I love eating sweetbreads, which come from the thymus or the pancreas of hoofed mammals, but that's not why I kept turning Bird's words over in my head. It also wasn't because I was stoned, because I was in a concert hall in Singapore.
As he plucked his violin strings and sang of sweetbreads I thought about all the hearts and brains and feet I've eaten, and how even when you're eating them you don't really consider what that thing was doing a few hours or days before. And I made a note to think about it the next time I ate something in which "the soul was said to reside." And I did, at lunch, the very next day.
I'm not crazy about Singapore's food like some people are (I find much of it is greasy, one-dimensional, and sort of overrated). But I'm hip to the fact that there's some great cooking going on here too. And when I come to Singapore, the first thing I want to eat is curry fish head. Today, at the famous Banana Leaf Apolo I got my fix, as Bird's words fluttered around in my head. Looks like Mel Gibson has too.
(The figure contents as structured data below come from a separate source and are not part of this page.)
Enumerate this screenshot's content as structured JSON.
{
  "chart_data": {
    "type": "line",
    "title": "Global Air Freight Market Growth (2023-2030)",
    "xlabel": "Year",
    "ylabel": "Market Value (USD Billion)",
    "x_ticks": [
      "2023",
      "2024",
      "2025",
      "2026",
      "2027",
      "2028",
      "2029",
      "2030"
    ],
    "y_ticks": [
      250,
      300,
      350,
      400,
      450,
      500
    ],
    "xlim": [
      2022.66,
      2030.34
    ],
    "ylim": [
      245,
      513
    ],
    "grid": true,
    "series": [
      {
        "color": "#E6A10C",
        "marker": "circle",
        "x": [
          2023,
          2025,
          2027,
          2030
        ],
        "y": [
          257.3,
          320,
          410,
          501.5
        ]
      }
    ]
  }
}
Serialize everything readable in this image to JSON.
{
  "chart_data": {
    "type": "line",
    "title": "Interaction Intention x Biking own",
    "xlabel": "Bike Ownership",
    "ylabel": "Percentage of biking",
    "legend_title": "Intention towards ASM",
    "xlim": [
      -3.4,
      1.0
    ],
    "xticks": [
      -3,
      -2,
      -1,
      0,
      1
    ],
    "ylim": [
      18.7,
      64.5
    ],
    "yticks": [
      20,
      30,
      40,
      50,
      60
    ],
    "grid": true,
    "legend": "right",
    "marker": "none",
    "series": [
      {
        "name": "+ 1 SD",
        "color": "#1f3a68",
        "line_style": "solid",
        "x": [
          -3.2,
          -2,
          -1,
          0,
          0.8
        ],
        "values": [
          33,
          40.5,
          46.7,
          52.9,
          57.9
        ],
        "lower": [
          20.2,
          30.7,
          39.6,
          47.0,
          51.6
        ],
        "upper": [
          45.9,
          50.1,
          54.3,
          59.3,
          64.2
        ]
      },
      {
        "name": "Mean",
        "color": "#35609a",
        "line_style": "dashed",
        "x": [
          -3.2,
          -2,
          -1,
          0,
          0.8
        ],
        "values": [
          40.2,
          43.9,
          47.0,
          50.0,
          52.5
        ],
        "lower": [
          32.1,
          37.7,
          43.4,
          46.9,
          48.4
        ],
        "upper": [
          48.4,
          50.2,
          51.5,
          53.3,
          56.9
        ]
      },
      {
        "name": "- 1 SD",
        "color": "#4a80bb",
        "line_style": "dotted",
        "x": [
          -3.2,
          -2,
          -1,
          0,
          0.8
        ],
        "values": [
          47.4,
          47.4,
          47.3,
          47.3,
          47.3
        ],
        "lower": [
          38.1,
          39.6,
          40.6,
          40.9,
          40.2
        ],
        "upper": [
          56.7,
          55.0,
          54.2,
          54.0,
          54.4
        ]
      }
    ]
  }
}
But I digress. The fish's flesh was firm and sweet, the sour tamarind curry was fiery and complex, and really I couldn't imagine a better lunch. And as i plucked off the fatty, tender cheek of the fish, I considered it swimming around in the deep, scarfing up so many small creatures. I felt great privilege to be eating such a formidable looking fish's head; a head that would probably go to waste in the West. It just might just be where that animal's soul resides, I thought, because it's definitely the most delicious part of the fish.
So, anyways, that's the taste of my neurons blinking.